Posted to dev@directory.apache.org by Emmanuel Lecharny <el...@gmail.com> on 2008/12/13 14:25:07 UTC

Paged Search Control questions

Hi guys,

as I'm busy implenting this control, I have some questions about the RFC 
and some choices to be made.

The RFC (http://www.rfc-archive.org/getrfc.php?rfc=2696) is not really 
clear on some aspects concerning the size limit. Let me say I'm a bit 
baffled by the choice to define a paged size value in the control, when 
the sizeLimit would have been plain ok.

So here aere my questions :

1) considering that we have a server sizeLimit, a request sizeLimit and 
a page size limit, I'm wondering if we can simply ignore the request 
size limit. The page size limit can change, even if the paged result is 
being processed, but the RFC says "If the page size is greater than or 
equal to the sizeLimit value, the server should ignore the control as 
the request can be satisfied in a single page". Should I consider that 
the 'sizeLimit' is the request sizeLimit ? My personnal bet is : yes.

2) so second question : what if in one of the subsequent requests, the 
page size limit is changed and is superior to the sizeLimit ? This 
request sizeLimit cannot have changed, otherwise the search request 
would have been considered as a new search ( "...a searchRequest with 
all values identical to the initial request with the exception of the 
messageID, the cookie, and optionally a modified pageSize..."). My 
personal guess is again to consider that we should deliver as much 
entries as we can, up to the sizeLimit, and generate a LDAP error #4 : 
sizeLimitExceeded.

3) regarding the search request immutability : it's pretty hard to check 
that the filter hasn't changed, as it may be a complex one, with a 
different structure and a a different order. I think that this 
constraint is fully absurd, as the client will obviously create one 
request, and send a null cookie every time it will send a new paged 
search, so I don't see the validity of such a check. Nevertheless, 
should we try to implement such a check ? My personal guess, again, is 
that it's useless.

Wdyt ?

I'm also interested to have some feedback about how this control is 
handled by the other ldap servers, considering the many factors 
influencing this control :
- internal server size limit
- how many of such paged search can be handled for a single client
- what happens when we send a bad cookie to the server
- what happen when we play with the sizeLimit parameter


Last, not least, as we are using cursors to get the entries from the 
backend, we are able to move forward or backward. It would be 
interesting to extend this control to allow a backward pagedSearch (for 
instance, providing a negative paged size). Would it be interesting ?

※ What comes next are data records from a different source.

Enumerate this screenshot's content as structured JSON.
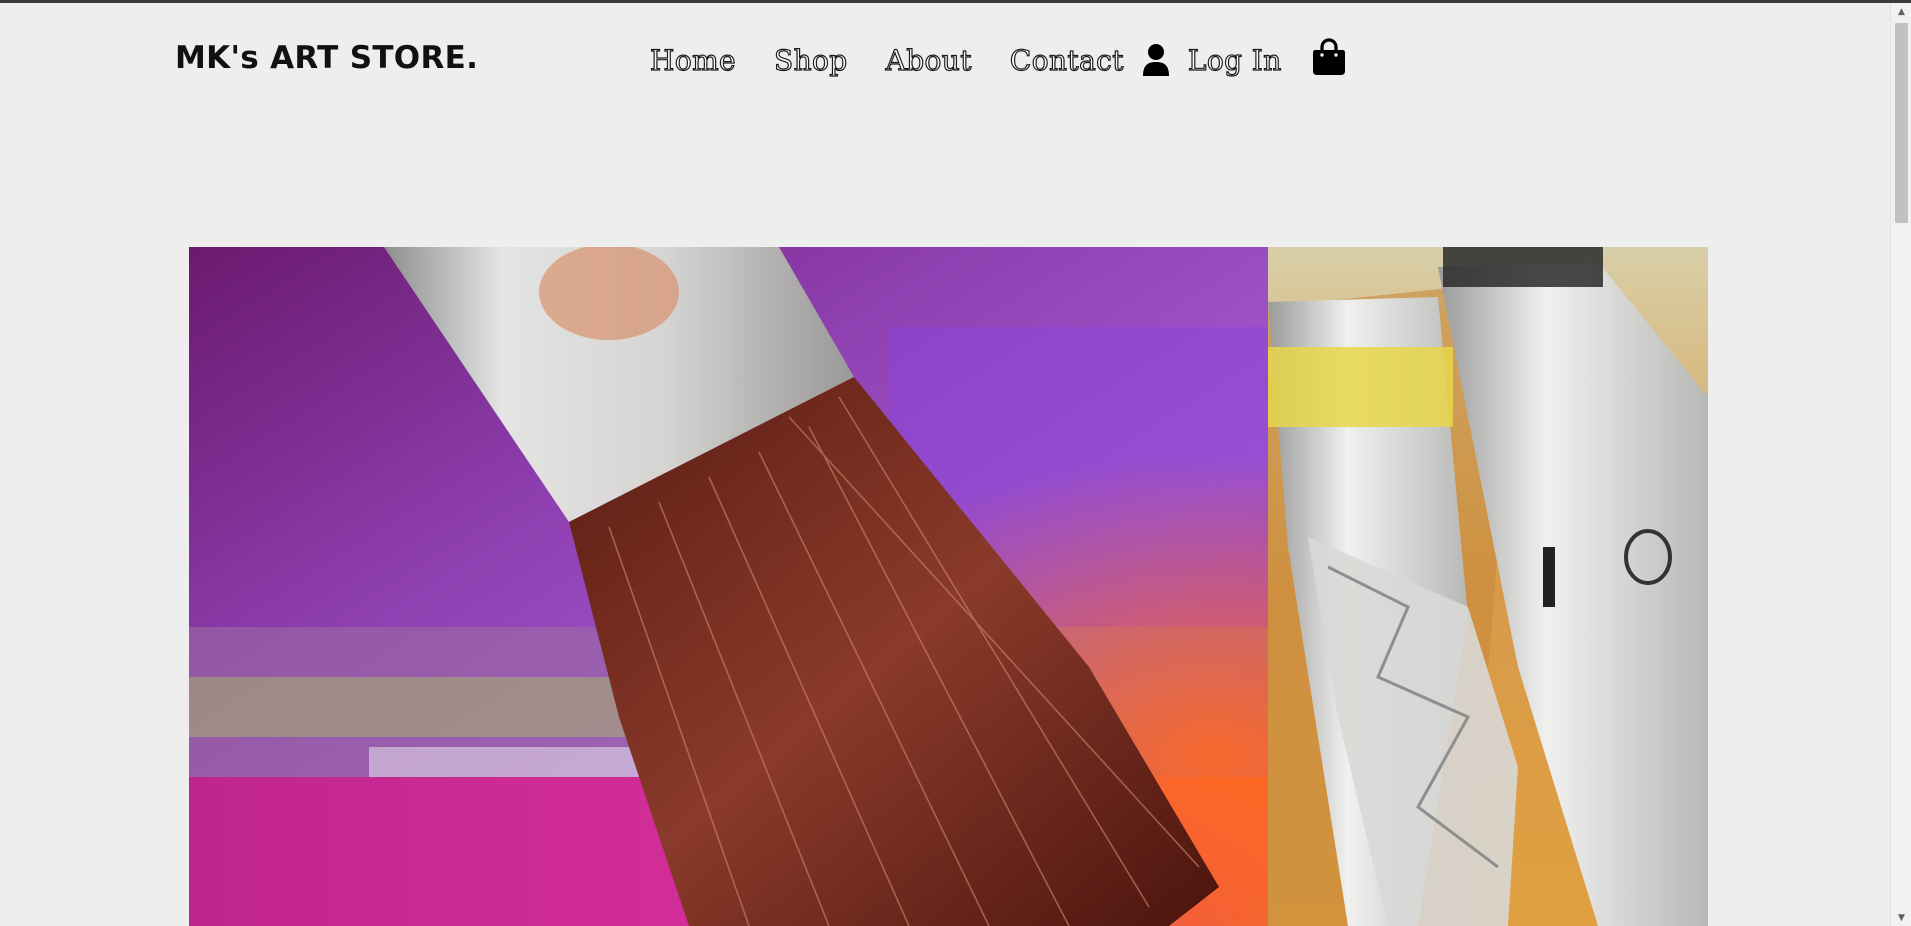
{
  "brand": {
    "name": "MK's ART STORE."
  },
  "nav": {
    "items": [
      {
        "label": "Home"
      },
      {
        "label": "Shop"
      },
      {
        "label": "About"
      },
      {
        "label": "Contact"
      }
    ],
    "login_label": "Log In",
    "user_icon": "user-icon",
    "cart_icon": "shopping-bag-icon"
  },
  "hero": {
    "images": [
      {
        "name": "paintbrush-photo"
      },
      {
        "name": "paint-tubes-photo"
      }
    ]
  },
  "colors": {
    "background": "#eeeeee",
    "text": "#111111"
  }
}
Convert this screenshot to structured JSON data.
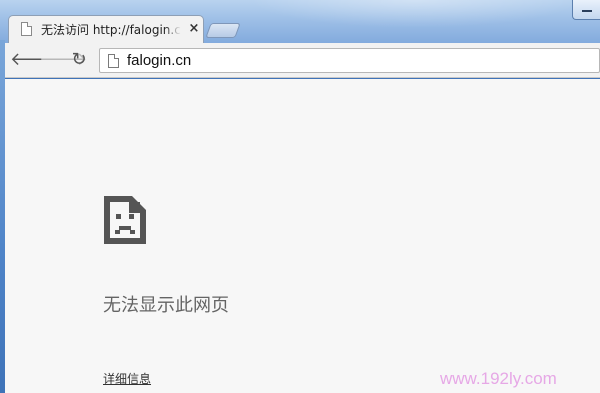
{
  "browser": {
    "tab": {
      "title": "无法访问 http://falogin.cn",
      "close_glyph": "×",
      "favicon": "page-icon"
    },
    "toolbar": {
      "back_glyph": "🡐",
      "forward_glyph": "🡒",
      "reload_glyph": "↻",
      "url": "falogin.cn",
      "url_icon": "page-icon"
    }
  },
  "page": {
    "error_icon": "sad-page-icon",
    "error_title": "无法显示此网页",
    "details_link": "详细信息"
  },
  "watermark": "www.192ly.com",
  "colors": {
    "content_bg": "#f7f7f7",
    "toolbar_bg": "#f2f2f2",
    "frame_blue": "#3f73b8",
    "watermark": "#e6a8e6"
  }
}
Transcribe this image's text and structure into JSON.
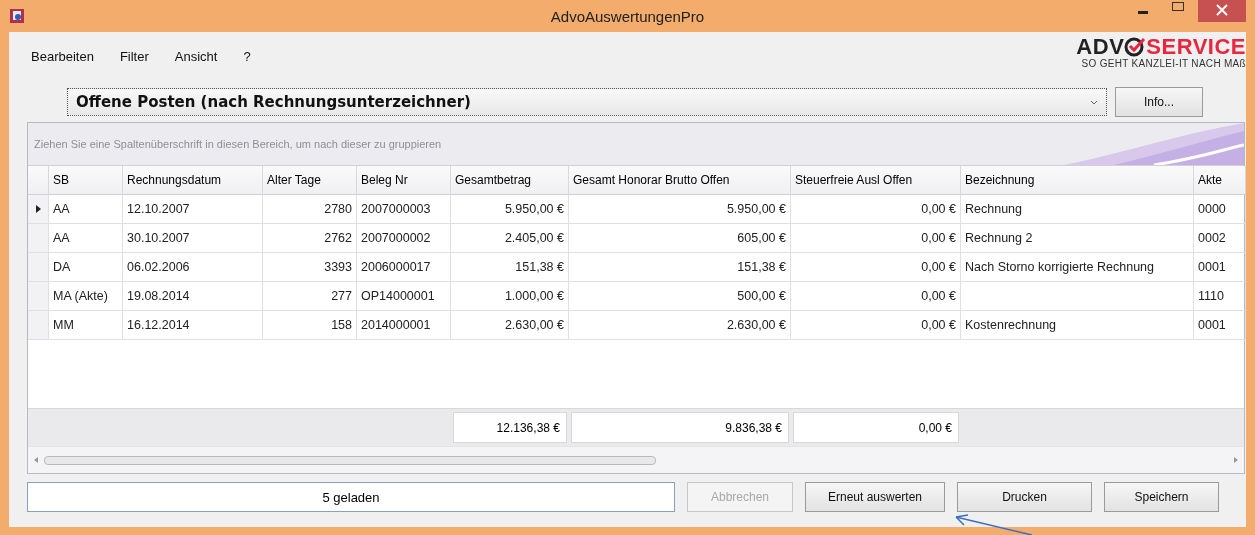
{
  "window": {
    "title": "AdvoAuswertungenPro"
  },
  "menu": [
    {
      "label": "Bearbeiten"
    },
    {
      "label": "Filter"
    },
    {
      "label": "Ansicht"
    },
    {
      "label": "?"
    }
  ],
  "logo": {
    "brand_left": "ADV",
    "brand_right": "SERVICE",
    "tagline": "SO GEHT KANZLEI-IT NACH MAß"
  },
  "report_select": {
    "value": "Offene Posten (nach Rechnungsunterzeichner)"
  },
  "info_button": {
    "label": "Info..."
  },
  "group_panel": {
    "hint": "Ziehen Sie eine Spaltenüberschrift in diesen Bereich, um nach dieser zu gruppieren"
  },
  "table": {
    "columns": [
      {
        "label": "SB"
      },
      {
        "label": "Rechnungsdatum"
      },
      {
        "label": "Alter Tage"
      },
      {
        "label": "Beleg Nr"
      },
      {
        "label": "Gesamtbetrag",
        "total": "12.136,38 €"
      },
      {
        "label": "Gesamt Honorar Brutto Offen",
        "total": "9.836,38 €"
      },
      {
        "label": "Steuerfreie Ausl Offen",
        "total": "0,00 €"
      },
      {
        "label": "Bezeichnung"
      },
      {
        "label": "Akte"
      }
    ],
    "rows": [
      {
        "selected": true,
        "cells": [
          "AA",
          "12.10.2007",
          "2780",
          "2007000003",
          "5.950,00 €",
          "5.950,00 €",
          "0,00 €",
          "Rechnung",
          "0000"
        ]
      },
      {
        "selected": false,
        "cells": [
          "AA",
          "30.10.2007",
          "2762",
          "2007000002",
          "2.405,00 €",
          "605,00 €",
          "0,00 €",
          "Rechnung 2",
          "0002"
        ]
      },
      {
        "selected": false,
        "cells": [
          "DA",
          "06.02.2006",
          "3393",
          "2006000017",
          "151,38 €",
          "151,38 €",
          "0,00 €",
          "Nach Storno korrigierte Rechnung",
          "0001"
        ]
      },
      {
        "selected": false,
        "cells": [
          "MA (Akte)",
          "19.08.2014",
          "277",
          "OP14000001",
          "1.000,00 €",
          "500,00 €",
          "0,00 €",
          null,
          "1110"
        ]
      },
      {
        "selected": false,
        "cells": [
          "MM",
          "16.12.2014",
          "158",
          "2014000001",
          "2.630,00 €",
          "2.630,00 €",
          "0,00 €",
          "Kostenrechnung",
          "0001"
        ]
      }
    ]
  },
  "status": {
    "text": "5 geladen"
  },
  "buttons": [
    {
      "label": "Abbrechen",
      "disabled": true
    },
    {
      "label": "Erneut auswerten",
      "disabled": false
    },
    {
      "label": "Drucken",
      "disabled": false
    },
    {
      "label": "Speichern",
      "disabled": false
    }
  ]
}
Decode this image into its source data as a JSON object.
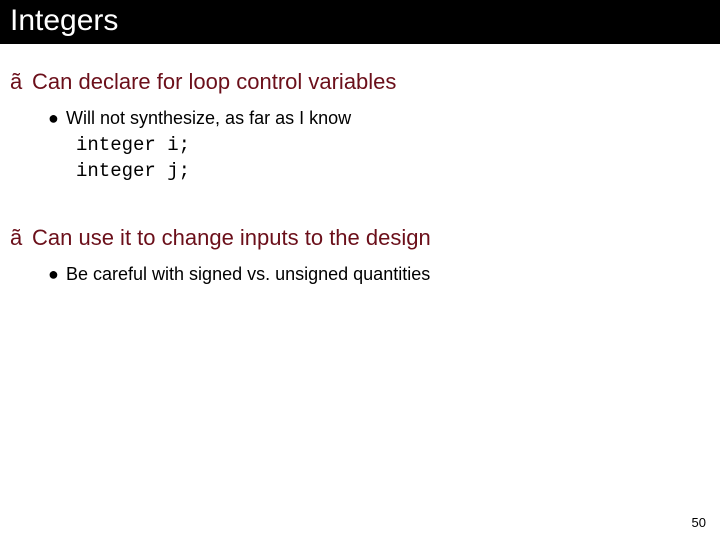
{
  "title": "Integers",
  "bullets": [
    {
      "level": 1,
      "marker": "ã",
      "text": "Can declare for loop control variables",
      "sub": [
        {
          "level": 2,
          "marker": "●",
          "text": "Will not synthesize, as far as I know",
          "code": "integer i;\ninteger j;"
        }
      ]
    },
    {
      "level": 1,
      "marker": "ã",
      "text": "Can use it to change inputs to the design",
      "sub": [
        {
          "level": 2,
          "marker": "●",
          "text": "Be careful with signed vs. unsigned quantities"
        }
      ]
    }
  ],
  "page_number": "50"
}
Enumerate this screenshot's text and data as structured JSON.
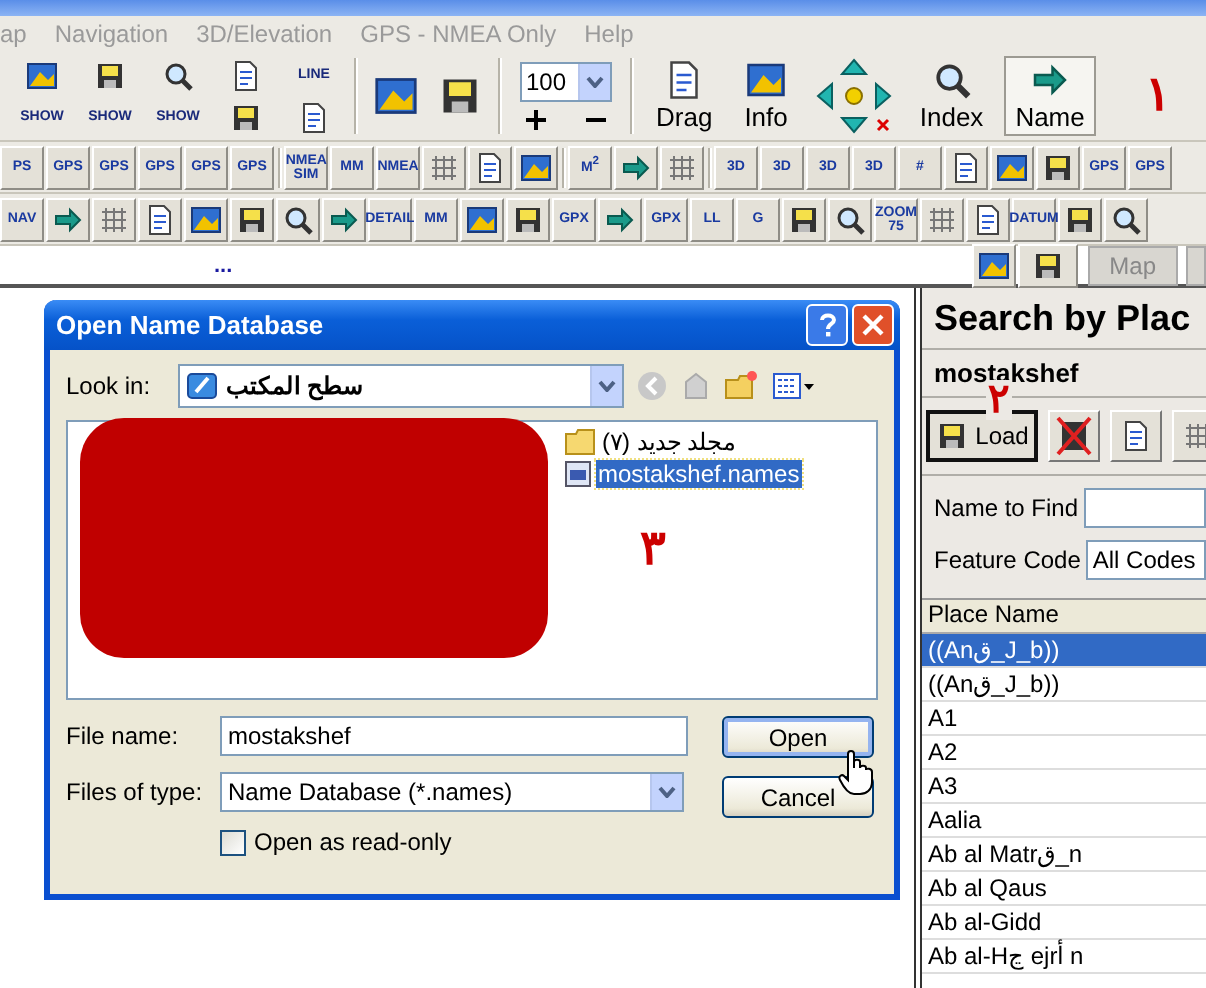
{
  "menu": [
    "ap",
    "Navigation",
    "3D/Elevation",
    "GPS - NMEA Only",
    "Help"
  ],
  "main_toolbar": {
    "items": [
      {
        "kind": "stack",
        "label": "SHOW"
      },
      {
        "kind": "stack",
        "label": "SHOW"
      },
      {
        "kind": "stack",
        "label": "SHOW"
      },
      {
        "kind": "pair"
      },
      {
        "kind": "stack-top",
        "label": "LINE"
      },
      {
        "kind": "sep"
      },
      {
        "kind": "icon"
      },
      {
        "kind": "icon"
      },
      {
        "kind": "sep"
      },
      {
        "kind": "zoom",
        "value": "100"
      },
      {
        "kind": "sep"
      },
      {
        "kind": "big",
        "label": "Drag",
        "selected": false
      },
      {
        "kind": "big",
        "label": "Info",
        "selected": false
      },
      {
        "kind": "pad"
      },
      {
        "kind": "big",
        "label": "Index",
        "selected": false
      },
      {
        "kind": "big",
        "label": "Name",
        "selected": true
      }
    ],
    "annotation": "١"
  },
  "toolbar_2": [
    {
      "kind": "text",
      "label": "PS"
    },
    {
      "kind": "text",
      "label": "GPS"
    },
    {
      "kind": "text",
      "label": "GPS"
    },
    {
      "kind": "text",
      "label": "GPS"
    },
    {
      "kind": "text",
      "label": "GPS"
    },
    {
      "kind": "text",
      "label": "GPS"
    },
    {
      "kind": "sep"
    },
    {
      "kind": "text",
      "label": "NMEA SIM"
    },
    {
      "kind": "text",
      "label": "MM"
    },
    {
      "kind": "text",
      "label": "NMEA"
    },
    {
      "kind": "icon"
    },
    {
      "kind": "icon"
    },
    {
      "kind": "icon"
    },
    {
      "kind": "sep"
    },
    {
      "kind": "text",
      "label": "M$^{2}$"
    },
    {
      "kind": "icon"
    },
    {
      "kind": "icon"
    },
    {
      "kind": "sep"
    },
    {
      "kind": "text",
      "label": "3D"
    },
    {
      "kind": "text",
      "label": "3D"
    },
    {
      "kind": "text",
      "label": "3D"
    },
    {
      "kind": "text",
      "label": "3D"
    },
    {
      "kind": "text",
      "label": "#"
    },
    {
      "kind": "icon"
    },
    {
      "kind": "icon"
    },
    {
      "kind": "icon"
    },
    {
      "kind": "text",
      "label": "GPS"
    },
    {
      "kind": "text",
      "label": "GPS"
    }
  ],
  "toolbar_3": [
    {
      "kind": "text",
      "label": "NAV"
    },
    {
      "kind": "icon"
    },
    {
      "kind": "icon"
    },
    {
      "kind": "icon"
    },
    {
      "kind": "icon"
    },
    {
      "kind": "icon"
    },
    {
      "kind": "icon"
    },
    {
      "kind": "icon"
    },
    {
      "kind": "text",
      "label": "DETAIL"
    },
    {
      "kind": "text",
      "label": "MM"
    },
    {
      "kind": "icon"
    },
    {
      "kind": "icon"
    },
    {
      "kind": "text",
      "label": "GPX"
    },
    {
      "kind": "icon"
    },
    {
      "kind": "text",
      "label": "GPX"
    },
    {
      "kind": "text",
      "label": "LL"
    },
    {
      "kind": "text",
      "label": "G"
    },
    {
      "kind": "icon"
    },
    {
      "kind": "icon"
    },
    {
      "kind": "text",
      "label": "ZOOM 75"
    },
    {
      "kind": "icon"
    },
    {
      "kind": "icon"
    },
    {
      "kind": "text",
      "label": "DATUM"
    },
    {
      "kind": "icon"
    },
    {
      "kind": "icon"
    }
  ],
  "status_strip": {
    "text": "...",
    "tab": "Map"
  },
  "dialog": {
    "title": "Open Name Database",
    "look_in_label": "Look in:",
    "look_in_value": "سطح المكتب",
    "files": [
      {
        "kind": "folder",
        "name": "مجلد جديد (٧)",
        "selected": false
      },
      {
        "kind": "file",
        "name": "mostakshef.names",
        "selected": true
      }
    ],
    "annotation": "٣",
    "file_name_label": "File name:",
    "file_name": "mostakshef",
    "file_type_label": "Files of type:",
    "file_type": "Name Database (*.names)",
    "buttons": [
      "Open",
      "Cancel"
    ],
    "read_only": {
      "label": "Open as read-only",
      "checked": false
    }
  },
  "panel": {
    "title": "Search by Plac",
    "database": "mostakshef",
    "load_button": "Load",
    "annotation": "٢",
    "name_label": "Name to Find",
    "feature_label": "Feature Code",
    "feature_value": "All Codes",
    "column": "Place Name",
    "rows": [
      {
        "name": "((Anق_J_b))",
        "selected": true
      },
      {
        "name": "((Anق_J_b))",
        "selected": false
      },
      {
        "name": "A1",
        "selected": false
      },
      {
        "name": "A2",
        "selected": false
      },
      {
        "name": "A3",
        "selected": false
      },
      {
        "name": "Aalia",
        "selected": false
      },
      {
        "name": "Ab al Matrق_n",
        "selected": false
      },
      {
        "name": "Ab al Qaus",
        "selected": false
      },
      {
        "name": "Ab al-Gidd",
        "selected": false
      },
      {
        "name": "Ab al-Hڃ ejrأ n",
        "selected": false
      }
    ]
  }
}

I'm waiting for your opinion an enlightenments.

Many thanks!

-- 
--
cordialement, regards,
Emmanuel Lécharny
www.iktek.com
directory.apache.org



Re: Paged Search Control questions

Posted by Emmanuel Lecharny <el...@gmail.com>.
Stefan Seelmann wrote:
> Emmanuel Lecharny schrieb:
>   
>> Hi guys,
>>
>> as I'm busy implenting this control, 
>>     
>
> Cool
>
>   
>> 1) considering that we have a server sizeLimit, a request sizeLimit and
>> a page size limit, I'm wondering if we can simply ignore the request
>> size limit. The page size limit can change, even if the paged result is
>> being processed, but the RFC says "If the page size is greater than or
>> equal to the sizeLimit value, the server should ignore the control as
>> the request can be satisfied in a single page". Should I consider that
>> the 'sizeLimit' is the request sizeLimit ? My personnal bet is : yes.
>>     
>
> Yes, I would say the 'sizeLimit' is the request sizeLimit.
>
> I think we should not ignore the requst sizeLimit, I would consider it
> as client-side limit for the complete search over all pages.
>
> Say the request sizeLimit is 10 and the page size is 8 for both requests
> then the first result contains 8 entries and the second contains 2
> entries plus a LDAP error #4.
>   
Makes perfect sense. So we will have to remember the number of already 
returned entries, and compare it
to the sizeLimit. Fine.
>> 3) regarding the search request immutability : it's pretty hard to check
>> that the filter hasn't changed, as it may be a complex one, with a
>> different structure and a a different order. I think that this
>> constraint is fully absurd, as the client will obviously create one
>> request, and send a null cookie every time it will send a new paged
>> search, so I don't see the validity of such a check. Nevertheless,
>> should we try to implement such a check ? My personal guess, again, is
>> that it's useless.
>>     
>
> To check if the filter changed logically is really complex. I think you
> could just check if the string representation or the bytes the are
> received were changed.
>   
This is what I currently do. There is nothing more I can do...
>   
>> I'm also interested to have some feedback about how this control is
>> handled by the other ldap servers, considering the many factors
>> influencing this control :
>> - internal server size limit
>>     
>
> Here different implementations are different.
> - OpenLDAP just stops if the server side limit is exceeded.
>   
I thought you can define soft and hard limit... I have to check in my 
favorite OpenLDAP book 'Mastering OpenLDAP'.
> - For MS AD has a default server side limit of 1000, but when this
> control is used you could get more
>   
Which violates the spirit of this limit... Thanks, AD !
>   
>> - how many of such paged search can be handled for a single client
>>     
> Infinite?
>   
Costly ... Currently, we don't have any limit, but at some point, we 
will need to discard some old searches, as each of them eat a big chunk 
of memory. I would say that a circular list of 10 paged search request 
should be a valid default. It may be configurable, too.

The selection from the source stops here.